Geçtiğimiz sene boyunca ise çok farklı ülkelerden İngiltere’de şirketi olan girişimcilerin bizden hesap açmaya başladığını gözlemledik. Müşterilerimizi, onların ihtiyaçlarını dinledik ve yaşadıkları zorluklara tanık olduk. İki önemli nokta ortaya çıktı. İngiltere ve Avrupa vatandaşı olmayan girişimciler İngiltere’de işlerini kurabiliyor ama banka hesabı açmakta zorlanıyorlardı.

Bu içgörü ile çıkarak, wamo’nun şirket kurma hizmetini hayata geçirdik. Bundan böyle wamo ile Dünya’nın neresinde olursanız olun, 15 dakikalık bir başvuru ile İngiltere’de 48 saat içinde şirket kurup, aynı günde wamo’dan şirket hesabı açabilirsiniz.

Türkiye pazarına ise bu hizmetle girmiş olduk. O kadar çok girişimci yurt dışına açılmak, işlerini yurt dışında büyütmek veya yurt dışında Amazon, Etsy gibi platformlarda satış yapmak istiyor ki onların hayatını kolaylaştırarak hayallerini ulaşmaya yardımcı olmak istiyoruz. İngiltere’de şirket kurduktan sonra direktörlerden biri İngiltere’de yaşamıyorsa banka hesabı açtırmak kadar zor bir şey yok, oysa wamo ile hem Sterlin hem de EUR IBAN’e sahip olacakları şirket hesabını aynı günde açabiliyorlar. Bunun yanında da kurduğumuz iş birlikleri sayesinde Shopify ve ikas gibi yeni nesil e-ticaret platformlarından çok uygun tekliflerden yararlanabiliyorlar. Kurucumuzun oğlu 13 yaşında, bizim hizmeti ve Shopify teklifini kullanarak Malta’dan satış yapmaya başladı bile.

Sizin mezunlarımızla paylaşmak istediğiniz veya genel anlamda eklemek istediğiniz bir şeyler var mı?
Koç Mezunu olarak arkadan gelenlere söylemek istediğim şey sistemin içinde takılı kalmamaya özen gösterin. Geriye dönüp 10 seneme baktığımda sistemde nasıl sıkışmış olduğumu ancak bugün anlayabiliyorum.

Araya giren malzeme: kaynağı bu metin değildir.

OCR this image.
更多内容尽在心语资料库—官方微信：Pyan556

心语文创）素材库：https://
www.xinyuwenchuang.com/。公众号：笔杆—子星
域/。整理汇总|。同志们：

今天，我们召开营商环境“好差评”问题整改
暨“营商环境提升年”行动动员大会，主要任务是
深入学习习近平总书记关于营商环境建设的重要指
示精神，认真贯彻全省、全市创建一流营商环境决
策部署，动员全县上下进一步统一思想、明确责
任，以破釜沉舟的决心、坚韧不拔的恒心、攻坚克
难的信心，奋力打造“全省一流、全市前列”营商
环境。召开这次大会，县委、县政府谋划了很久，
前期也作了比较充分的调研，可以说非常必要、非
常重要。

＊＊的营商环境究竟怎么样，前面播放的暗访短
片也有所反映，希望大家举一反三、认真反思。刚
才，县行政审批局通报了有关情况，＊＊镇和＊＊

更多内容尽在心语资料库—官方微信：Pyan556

Ve maalesef sistemin içinde kaldığımızda dışardaki potansiyelleri göremiyoruz. O nedenle her zaman gözümüzün açık olması, her zaman sorgulamamız ve daha iyi nasıl yapabilirim diye düşünmemizin çok önemli olduğunu düşünüyorum. Ve iş olarak ne yaparsanız yapın yanına bir hobi koymayı unutmayın.